Excel – http://1drv.ms/1hxVgvl
– Fair value:
– Absolute EY%: Buy below 10.61, sell above 13.97 (MOS: 14.52%)
– The new tariff rates, which took effect from 1st Jan 14, are expected to boost bottom-line by RM1.17b per annum. While a review on tariff structure is expected every six months, the tariff is expected to stay unchanged at least till Dec 2014 given the recent wave of subsidies cut, which had resulted in rising living cost and inflationary pressure. Moving forward, when a new set of fuel cost pass-through mechanism is in place, TENAGA’s earnings are expected to stabilise. Its financial performance would then depend mainly on its operational efficiency.
– The tariff review in Jun could also bring about more earnings visibility, as it could signal that the government will continue to allow Tenaga to review its tariff in order to facilitate the pass-through of costs.

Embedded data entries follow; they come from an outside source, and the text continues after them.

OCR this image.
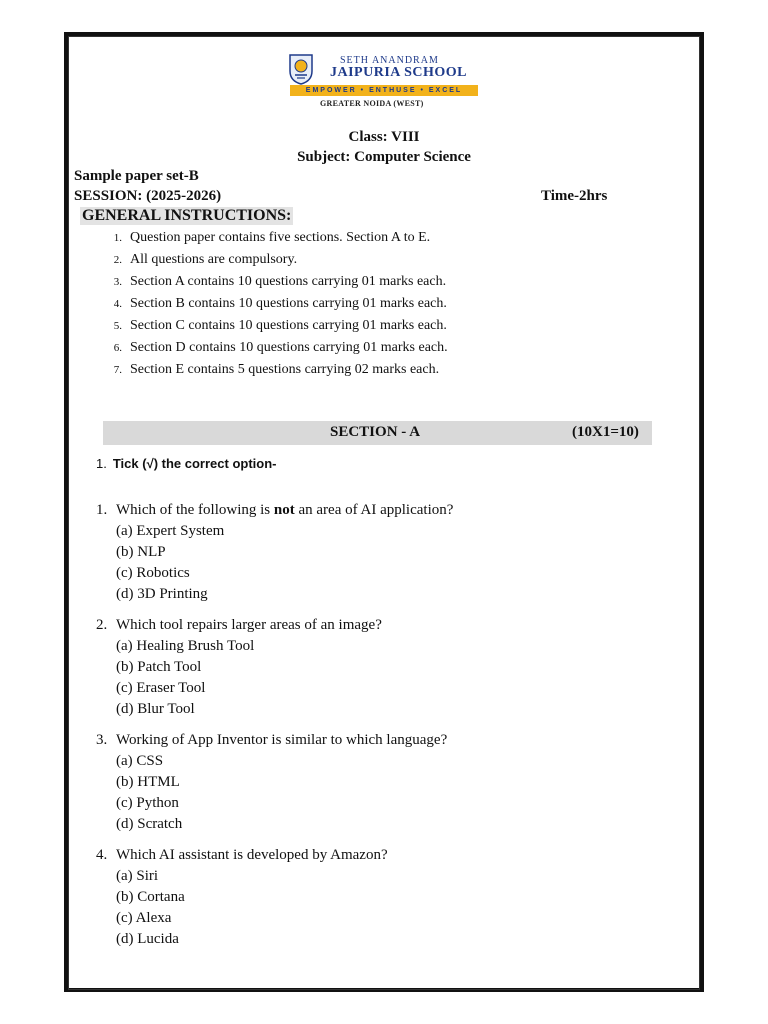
SETH ANANDRAM
JAIPURIA SCHOOL
EMPOWER • ENTHUSE • EXCEL
GREATER NOIDA (WEST)
Class: VIII
Subject: Computer Science
Sample paper set-B
SESSION: (2025-2026)	Time-2hrs
GENERAL INSTRUCTIONS:
1. Question paper contains five sections. Section A to E.
2. All questions are compulsory.
3. Section A contains 10 questions carrying 01 marks each.
4. Section B contains 10 questions carrying 01 marks each.
5. Section C contains 10 questions carrying 01 marks each.
6. Section D contains 10 questions carrying 01 marks each.
7. Section E contains 5 questions carrying 02 marks each.
SECTION - A	(10X1=10)
1. Tick (√) the correct option-
1. Which of the following is not an area of AI application?
(a) Expert System
(b) NLP
(c) Robotics
(d) 3D Printing
2. Which tool repairs larger areas of an image?
(a) Healing Brush Tool
(b) Patch Tool
(c) Eraser Tool
(d) Blur Tool
3. Working of App Inventor is similar to which language?
(a) CSS
(b) HTML
(c) Python
(d) Scratch
4. Which AI assistant is developed by Amazon?
(a) Siri
(b) Cortana
(c) Alexa
(d) Lucida
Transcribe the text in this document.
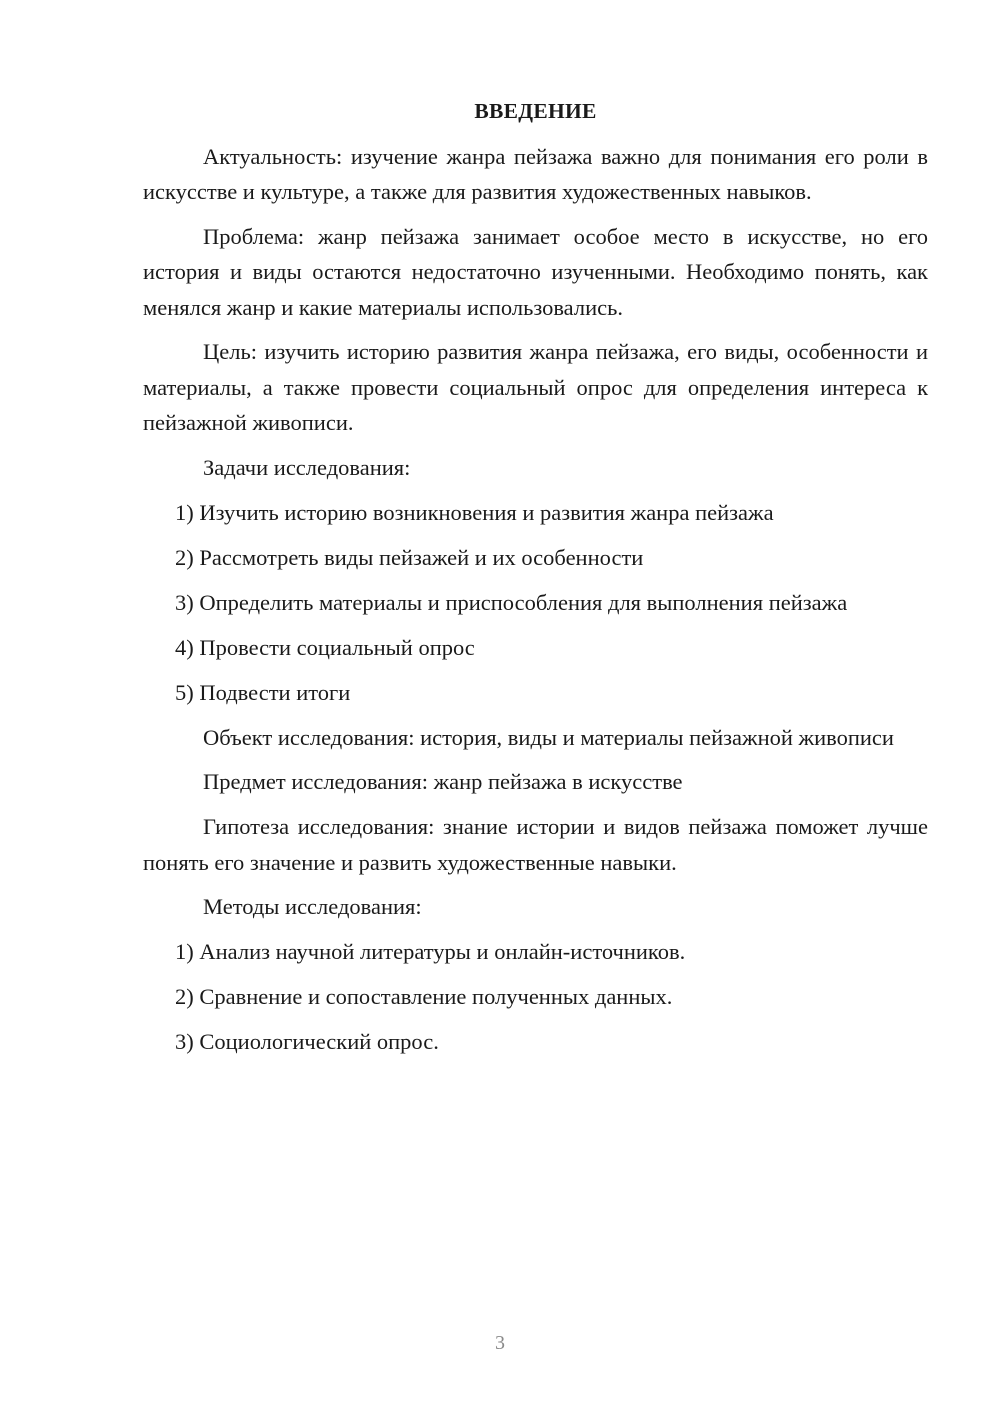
ВВЕДЕНИЕ

Актуальность: изучение жанра пейзажа важно для понимания его роли в искусстве и культуре, а также для развития художественных навыков.

Проблема: жанр пейзажа занимает особое место в искусстве, но его история и виды остаются недостаточно изученными. Необходимо понять, как менялся жанр и какие материалы использовались.

Цель: изучить историю развития жанра пейзажа, его виды, особенности и материалы, а также провести социальный опрос для определения интереса к пейзажной живописи.

Задачи исследования:

1) Изучить историю возникновения и развития жанра пейзажа

2) Рассмотреть виды пейзажей и их особенности

3) Определить материалы и приспособления для выполнения пейзажа

4) Провести социальный опрос

5) Подвести итоги

Объект исследования: история, виды и материалы пейзажной живописи

Предмет исследования: жанр пейзажа в искусстве

Гипотеза исследования: знание истории и видов пейзажа поможет лучше понять его значение и развить художественные навыки.

Методы исследования:

1) Анализ научной литературы и онлайн-источников.

2) Сравнение и сопоставление полученных данных.

3) Социологический опрос.

3
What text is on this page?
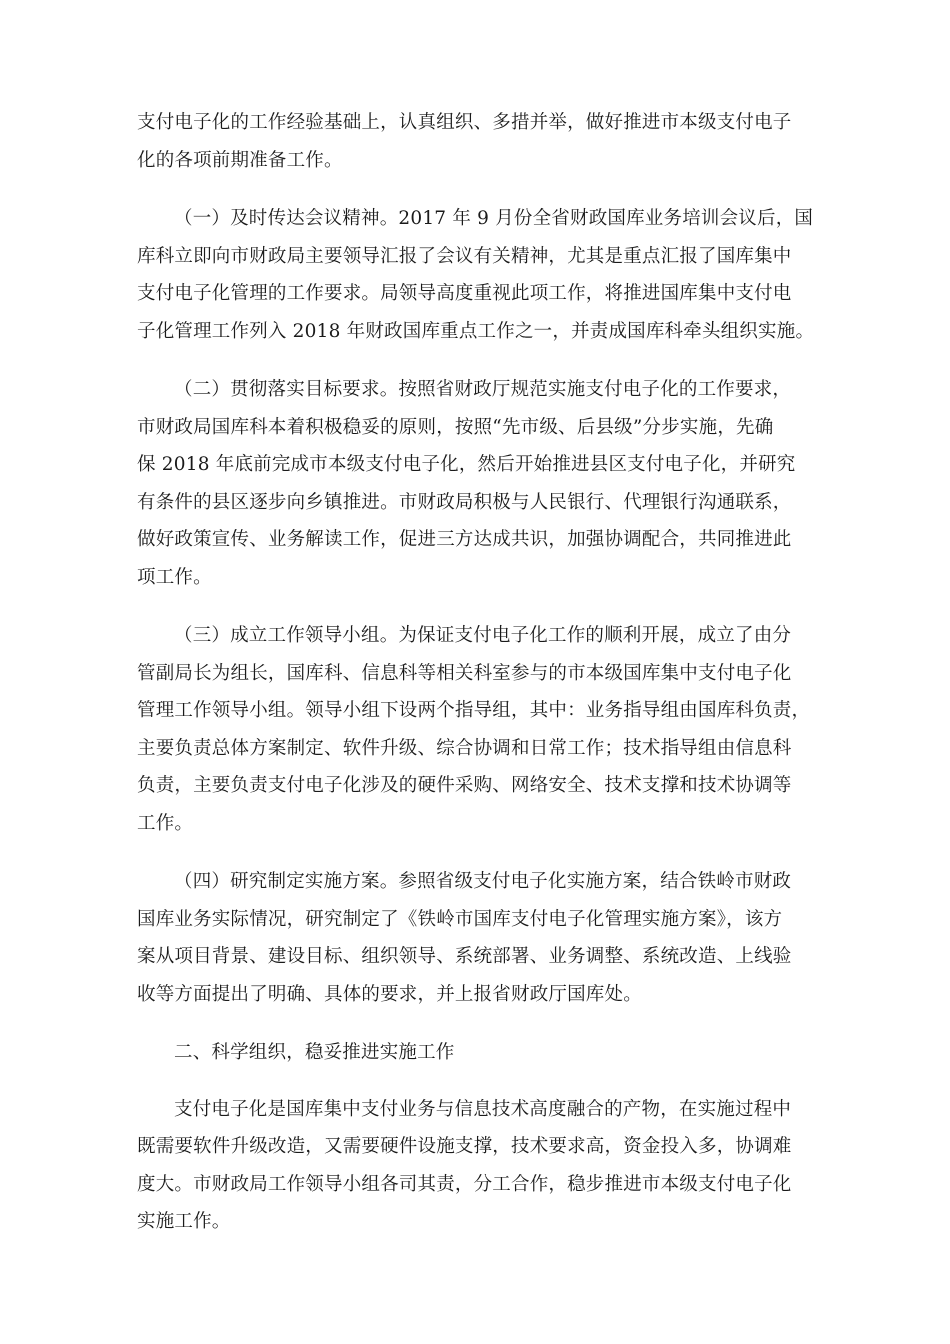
支付电子化的工作经验基础上，认真组织、多措并举，做好推进市本级支付电子
化的各项前期准备工作。
（一）及时传达会议精神。2017 年 9 月份全省财政国库业务培训会议后，国
库科立即向市财政局主要领导汇报了会议有关精神，尤其是重点汇报了国库集中
支付电子化管理的工作要求。局领导高度重视此项工作，将推进国库集中支付电
子化管理工作列入 2018 年财政国库重点工作之一，并责成国库科牵头组织实施。
（二）贯彻落实目标要求。按照省财政厅规范实施支付电子化的工作要求，
市财政局国库科本着积极稳妥的原则，按照“先市级、后县级”分步实施，先确
保 2018 年底前完成市本级支付电子化，然后开始推进县区支付电子化，并研究
有条件的县区逐步向乡镇推进。市财政局积极与人民银行、代理银行沟通联系，
做好政策宣传、业务解读工作，促进三方达成共识，加强协调配合，共同推进此
项工作。
（三）成立工作领导小组。为保证支付电子化工作的顺利开展，成立了由分
管副局长为组长，国库科、信息科等相关科室参与的市本级国库集中支付电子化
管理工作领导小组。领导小组下设两个指导组，其中：业务指导组由国库科负责，
主要负责总体方案制定、软件升级、综合协调和日常工作；技术指导组由信息科
负责，主要负责支付电子化涉及的硬件采购、网络安全、技术支撑和技术协调等
工作。
（四）研究制定实施方案。参照省级支付电子化实施方案，结合铁岭市财政
国库业务实际情况，研究制定了《铁岭市国库支付电子化管理实施方案》，该方
案从项目背景、建设目标、组织领导、系统部署、业务调整、系统改造、上线验
收等方面提出了明确、具体的要求，并上报省财政厅国库处。
二、科学组织，稳妥推进实施工作
支付电子化是国库集中支付业务与信息技术高度融合的产物，在实施过程中
既需要软件升级改造，又需要硬件设施支撑，技术要求高，资金投入多，协调难
度大。市财政局工作领导小组各司其责，分工合作，稳步推进市本级支付电子化
实施工作。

– Tenaga declared an interim single-tier dividend of 10 sen per share, representing 27% of its free cashflow. Dividends were in line as we expect dividends to be stronger moving forward given that it is committed to paying 40-60% of its annual free cashflow.
– In my opinion, the current price already factored in the growth drivers and risks.
– I will continue to hold TENAGA, and may accumulate TENAGA in the future.
Latest Financial – Q2 2014 Financial Report (24 Apr 2014) http://www.bursamalaysia.com/market/listed-companies/company-announcements/1602769
At the time of writing, I owned shares of TENAGA.